Marks & Spencer said it is rapidly pushing ahead with its turnaround plan after half-year sales slumped during a “challenging” period for its clothing and homeware business.
The high street retailer saw sales slide 2.1% to £4.86 million for the six months to September 28.
The company hailed the performance of its food business, which grew sales, but saw clothing and home sales dive on the back of buying and supply chain issues.
Clothing and homeware plunged 7.8% as like-for-like sales dropped 5.5% on the back of issues around product availability.
M&S said it had “poor availability on the most popular sizes and too much stock and markdown” on its clothing lines.
It added that it saw a sales uplift in October after taking action to improve availability and has had an “encouraging” relaunch of its Per Una sub-brand.
M&S also reported weaker-than-expected online sales, as digital revenues jumped just 0.2% despite an 8% increase in website traffic.
Meanwhile, like-for-like food sales increased by 0.9% driven by an acceleration in the second quarter.
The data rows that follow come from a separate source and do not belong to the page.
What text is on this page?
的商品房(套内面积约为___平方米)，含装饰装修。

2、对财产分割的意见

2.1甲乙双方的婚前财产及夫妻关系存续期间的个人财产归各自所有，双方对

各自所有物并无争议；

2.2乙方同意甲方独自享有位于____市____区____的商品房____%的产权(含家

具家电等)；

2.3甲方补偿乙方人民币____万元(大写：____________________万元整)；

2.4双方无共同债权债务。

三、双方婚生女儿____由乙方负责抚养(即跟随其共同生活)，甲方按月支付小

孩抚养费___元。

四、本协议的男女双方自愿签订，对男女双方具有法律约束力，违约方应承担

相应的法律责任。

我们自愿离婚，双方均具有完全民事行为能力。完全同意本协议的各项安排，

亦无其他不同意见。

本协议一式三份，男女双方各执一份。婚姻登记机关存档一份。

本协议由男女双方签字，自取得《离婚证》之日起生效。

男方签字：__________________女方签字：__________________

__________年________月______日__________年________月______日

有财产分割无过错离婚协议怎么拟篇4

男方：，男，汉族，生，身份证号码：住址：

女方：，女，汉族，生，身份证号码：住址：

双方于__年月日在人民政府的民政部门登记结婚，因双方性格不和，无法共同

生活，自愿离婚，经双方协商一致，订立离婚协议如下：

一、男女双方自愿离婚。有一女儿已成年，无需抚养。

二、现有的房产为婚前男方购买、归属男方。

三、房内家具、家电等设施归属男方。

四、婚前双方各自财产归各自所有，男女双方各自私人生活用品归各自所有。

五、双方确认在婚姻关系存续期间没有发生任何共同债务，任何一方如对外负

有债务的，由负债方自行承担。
The company said it has benefited from price reductions on a range of core food products and almost halved its number of promotions.
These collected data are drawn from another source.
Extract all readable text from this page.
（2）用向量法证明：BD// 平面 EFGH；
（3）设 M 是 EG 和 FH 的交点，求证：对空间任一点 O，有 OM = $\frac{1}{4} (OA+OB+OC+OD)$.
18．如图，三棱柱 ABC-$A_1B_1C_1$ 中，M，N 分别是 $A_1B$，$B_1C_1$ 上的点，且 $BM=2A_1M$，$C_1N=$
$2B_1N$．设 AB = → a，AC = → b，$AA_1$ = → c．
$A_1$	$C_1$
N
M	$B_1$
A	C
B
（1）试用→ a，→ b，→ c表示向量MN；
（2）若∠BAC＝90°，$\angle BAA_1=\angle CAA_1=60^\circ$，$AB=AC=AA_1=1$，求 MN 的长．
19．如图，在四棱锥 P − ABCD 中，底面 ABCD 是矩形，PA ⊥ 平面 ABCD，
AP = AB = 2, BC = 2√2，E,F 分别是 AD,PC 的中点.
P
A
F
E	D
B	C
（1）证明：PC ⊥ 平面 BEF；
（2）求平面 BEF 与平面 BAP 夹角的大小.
Nevertheless, this was not enough to stem falling profitability, as trading profits slid 17% to £176.5 million during the half-year.
M&S said it has closed 17 stores as part of its turnaround plan which it said will see the closure of 100 stores across the UK.
It said it made £75 million in cost savings during the period as a result.
The company also reduced its dividend by 40% to 3.9p, as it had previously indicated would happen as a result of the transformation programme.
Chief executive Steve Rowe said: “Our transformation plan is now running at a pace and scale not seen before at Marks & Spencer.
“For the first time we are beginning to see the potential from the far-reaching changes we are making.”
During the period, M&S also completed its £750 million joint venture deal with Ocado Retail and said plans for M&S supply have been “progressing well”.